Market Commentary – Spring 2019
A few years ago, Denzel Washington starred in Flight, a movie about a skilled airline pilot who, when facing a major mechanical malfunction, intentionally turned his out of control airliner onto its back. This risky move allowed him to regain a bit of control over his stricken craft.
In the investment world we expect the interest rates paid on long term bonds to be higher than the rates paid to investors of shorter dated bonds. When short term rates exceed longer term rates, we say there has been an “inversion.” In late March, the rate paid on three-month Treasury bills exceeded the rate paid on 10 Year Treasury bonds.

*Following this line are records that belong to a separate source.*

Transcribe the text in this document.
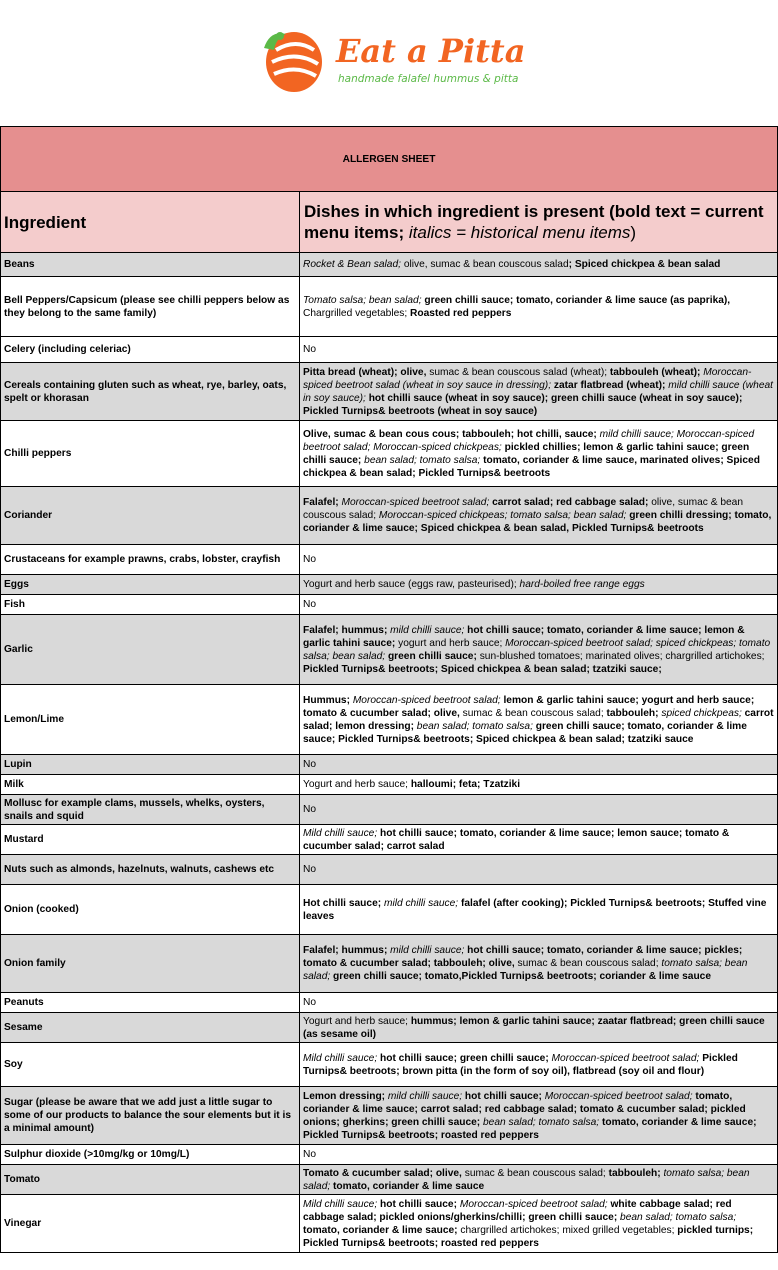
Eat a Pitta
handmade falafel hummus & pitta
ALLERGEN SHEET	
Ingredient	Dishes in which ingredient is present (bold text = current menu items; italics = historical menu items)
Beans	Rocket & Bean salad; olive, sumac & bean couscous salad; Spiced chickpea & bean salad
Bell Peppers/Capsicum (please see chilli peppers below as they belong to the same family)	Tomato salsa; bean salad; green chilli sauce; tomato, coriander & lime sauce (as paprika), Chargrilled vegetables; Roasted red peppers
Celery (including celeriac)	No
Cereals containing gluten such as wheat, rye, barley, oats, spelt or khorasan	Pitta bread (wheat); olive, sumac & bean couscous salad (wheat); tabbouleh (wheat); Moroccan-spiced beetroot salad (wheat in soy sauce in dressing); zatar flatbread (wheat); mild chilli sauce (wheat in soy sauce); hot chilli sauce (wheat in soy sauce); green chilli sauce (wheat in soy sauce); Pickled Turnips& beetroots (wheat in soy sauce)
Chilli peppers	Olive, sumac & bean cous cous; tabbouleh; hot chilli, sauce; mild chilli sauce; Moroccan-spiced beetroot salad; Moroccan-spiced chickpeas; pickled chillies; lemon & garlic tahini sauce; green chilli sauce; bean salad; tomato salsa; tomato, coriander & lime sauce, marinated olives; Spiced chickpea & bean salad; Pickled Turnips& beetroots
Coriander	Falafel; Moroccan-spiced beetroot salad; carrot salad; red cabbage salad; olive, sumac & bean couscous salad; Moroccan-spiced chickpeas; tomato salsa; bean salad; green chilli dressing; tomato, coriander & lime sauce; Spiced chickpea & bean salad, Pickled Turnips& beetroots
Crustaceans for example prawns, crabs, lobster, crayfish	No
Eggs	Yogurt and herb sauce (eggs raw, pasteurised); hard-boiled free range eggs
Fish	No
Garlic	Falafel; hummus; mild chilli sauce; hot chilli sauce; tomato, coriander & lime sauce; lemon & garlic tahini sauce; yogurt and herb sauce; Moroccan-spiced beetroot salad; spiced chickpeas; tomato salsa; bean salad; green chilli sauce; sun-blushed tomatoes; marinated olives; chargrilled artichokes; Pickled Turnips& beetroots; Spiced chickpea & bean salad; tzatziki sauce;
Lemon/Lime	Hummus; Moroccan-spiced beetroot salad; lemon & garlic tahini sauce; yogurt and herb sauce; tomato & cucumber salad; olive, sumac & bean couscous salad; tabbouleh; spiced chickpeas; carrot salad; lemon dressing; bean salad; tomato salsa; green chilli sauce; tomato, coriander & lime sauce; Pickled Turnips& beetroots; Spiced chickpea & bean salad; tzatziki sauce
Lupin	No
Milk	Yogurt and herb sauce; halloumi; feta; Tzatziki
Mollusc for example clams, mussels, whelks, oysters, snails and squid	No
Mustard	Mild chilli sauce; hot chilli sauce; tomato, coriander & lime sauce; lemon sauce; tomato & cucumber salad; carrot salad
Nuts such as almonds, hazelnuts, walnuts, cashews etc	No
Onion (cooked)	Hot chilli sauce; mild chilli sauce; falafel (after cooking); Pickled Turnips& beetroots; Stuffed vine leaves
Onion family	Falafel; hummus; mild chilli sauce; hot chilli sauce; tomato, coriander & lime sauce; pickles; tomato & cucumber salad; tabbouleh; olive, sumac & bean couscous salad; tomato salsa; bean salad; green chilli sauce; tomato,Pickled Turnips& beetroots; coriander & lime sauce
Peanuts	No
Sesame	Yogurt and herb sauce; hummus; lemon & garlic tahini sauce; zaatar flatbread; green chilli sauce (as sesame oil)
Soy	Mild chilli sauce; hot chilli sauce; green chilli sauce; Moroccan-spiced beetroot salad; Pickled Turnips& beetroots; brown pitta (in the form of soy oil), flatbread (soy oil and flour)
Sugar (please be aware that we add just a little sugar to some of our products to balance the sour elements but it is a minimal amount)	Lemon dressing; mild chilli sauce; hot chilli sauce; Moroccan-spiced beetroot salad; tomato, coriander & lime sauce; carrot salad; red cabbage salad; tomato & cucumber salad; pickled onions; gherkins; green chilli sauce; bean salad; tomato salsa; tomato, coriander & lime sauce; Pickled Turnips& beetroots; roasted red peppers
Sulphur dioxide (>10mg/kg or 10mg/L)	No
Tomato	Tomato & cucumber salad; olive, sumac & bean couscous salad; tabbouleh; tomato salsa; bean salad; tomato, coriander & lime sauce
Vinegar	Mild chilli sauce; hot chilli sauce; Moroccan-spiced beetroot salad; white cabbage salad; red cabbage salad; pickled onions/gherkins/chilli; green chilli sauce; bean salad; tomato salsa; tomato, coriander & lime sauce; chargrilled artichokes; mixed grilled vegetables; pickled turnips; Pickled Turnips& beetroots; roasted red peppers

Like airliners, economies are not designed to operate while inverted for a long period of time. Rate inversions have reliably preceded economic recessions and so are seen as an early warning to investors of lean times ahead. The willingness of bond investors to accept a lower rate of interest for a 10-year obligation than one that is due in 3 months is a “tell” that bond investors expect the economy to slow down or even stall in the coming months.
Such concerns should be taken seriously but regarded in context. The drop in 10-year rates comes on the heels of the Federal Reserve’s signaling a new unambiguously patient stance after almost two years of relentless and bracing short term rate increases. Did the Fed see risks that the market was missing? After all, economic indicators have slowed, corporate profit margins contracted in the final quarter of 2018, and earnings expectations have been revised downwards. Should the inversion warning be heeded resulting in a more conservative investment posture?

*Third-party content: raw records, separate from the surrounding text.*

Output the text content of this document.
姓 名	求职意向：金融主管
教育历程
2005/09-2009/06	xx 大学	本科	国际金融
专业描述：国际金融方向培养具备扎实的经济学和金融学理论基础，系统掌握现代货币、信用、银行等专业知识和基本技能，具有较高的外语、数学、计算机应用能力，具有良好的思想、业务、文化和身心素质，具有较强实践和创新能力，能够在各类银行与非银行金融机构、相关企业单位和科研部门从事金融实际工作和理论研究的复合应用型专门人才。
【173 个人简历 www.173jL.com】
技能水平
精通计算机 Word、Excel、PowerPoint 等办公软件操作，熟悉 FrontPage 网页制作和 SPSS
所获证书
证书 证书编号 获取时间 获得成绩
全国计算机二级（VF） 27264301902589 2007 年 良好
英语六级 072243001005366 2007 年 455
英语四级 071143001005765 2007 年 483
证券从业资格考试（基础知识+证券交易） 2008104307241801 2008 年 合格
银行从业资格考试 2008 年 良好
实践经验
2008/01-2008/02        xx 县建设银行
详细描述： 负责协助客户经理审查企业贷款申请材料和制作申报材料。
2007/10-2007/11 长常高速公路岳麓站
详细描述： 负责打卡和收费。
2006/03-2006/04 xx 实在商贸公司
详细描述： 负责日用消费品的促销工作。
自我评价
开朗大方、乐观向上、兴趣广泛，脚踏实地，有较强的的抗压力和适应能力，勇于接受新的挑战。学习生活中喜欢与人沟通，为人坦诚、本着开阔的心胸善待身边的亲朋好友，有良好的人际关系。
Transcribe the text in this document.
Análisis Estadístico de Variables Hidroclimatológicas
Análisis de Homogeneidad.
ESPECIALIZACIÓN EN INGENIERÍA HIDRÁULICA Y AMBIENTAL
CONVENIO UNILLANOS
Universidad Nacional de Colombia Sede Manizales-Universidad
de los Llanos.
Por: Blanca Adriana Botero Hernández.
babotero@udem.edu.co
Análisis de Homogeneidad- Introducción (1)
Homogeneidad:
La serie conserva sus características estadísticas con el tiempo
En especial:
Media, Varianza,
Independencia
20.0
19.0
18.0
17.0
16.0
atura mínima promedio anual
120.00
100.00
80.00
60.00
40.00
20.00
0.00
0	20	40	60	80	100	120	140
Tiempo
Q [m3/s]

We do not believe so. The Fed’s move toward patience comes at a time when other central banks remain in the “easy money” camp. U.S. households are in very good shape as wages have been rising and personal debt service is low. Under these supportive conditions we think a recession is unlikely.

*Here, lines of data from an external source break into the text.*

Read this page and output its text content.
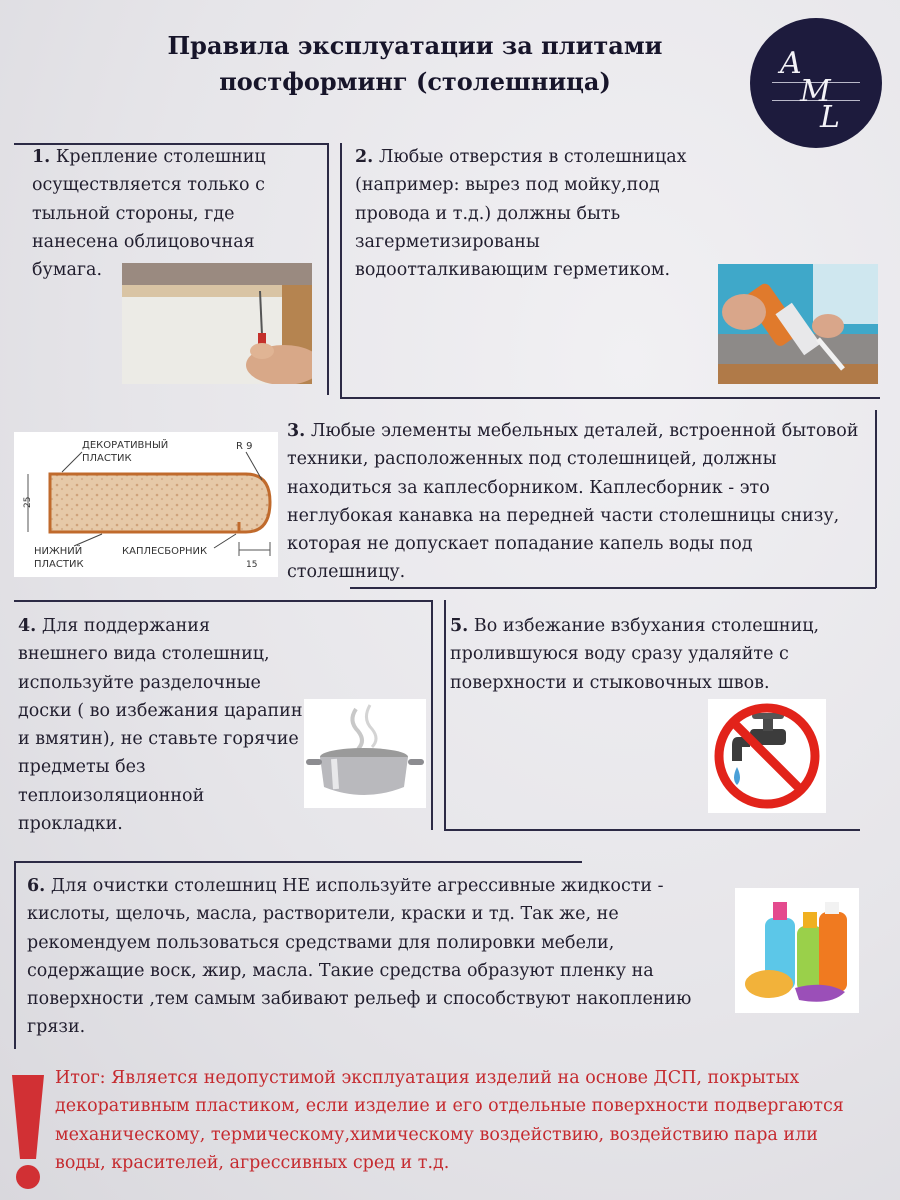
Правила эксплуатации за плитами
постформинг (столешница)
A
M
L
1. Крепление столешниц осуществляется только с тыльной стороны, где нанесена облицовочная бумага.
2. Любые отверстия в столешницах (например: вырез под мойку,под провода и т.д.) должны быть загерметизированы водоотталкивающим герметиком.
3. Любые элементы мебельных деталей, встроенной бытовой техники, расположенных под столешницей, должны находиться за каплесборником. Каплесборник - это неглубокая канавка на передней части столешницы снизу, которая не допускает попадание капель воды под столешницу.
25
ДЕКОРАТИВНЫЙ
ПЛАСТИК
R 9
НИЖНИЙ
ПЛАСТИК
КАПЛЕСБОРНИК
15
4. Для поддержания внешнего вида столешниц, используйте разделочные доски ( во избежания царапин и вмятин), не ставьте горячие предметы без теплоизоляционной прокладки.
5. Во избежание взбухания столешниц, пролившуюся воду сразу удаляйте с поверхности и стыковочных швов.
6. Для очистки столешниц НЕ используйте агрессивные жидкости - кислоты, щелочь, масла, растворители, краски и тд. Так же, не рекомендуем пользоваться средствами для полировки мебели, содержащие воск, жир, масла. Такие средства образуют пленку на поверхности ,тем самым забивают рельеф и способствуют накоплению грязи.
Итог: Является недопустимой эксплуатация изделий на основе ДСП, покрытых декоративным пластиком, если изделие и его отдельные поверхности подвергаются механическому, термическому,химическому воздействию, воздействию пара или воды, красителей, агрессивных сред и т.д.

The stock markets seem to agree as the S&P 500 rose over 13% in the first quarter. Earnings in the first quarter do not appear to be as robust as forecasted but appear to be set for modest positive single digit improvement in 2019. It seems to us that potential catalysts are decidedly more positive than negative. We realize bull markets are not eternal and this one has lasted far longer than most. Still, further progress seems more likely than not.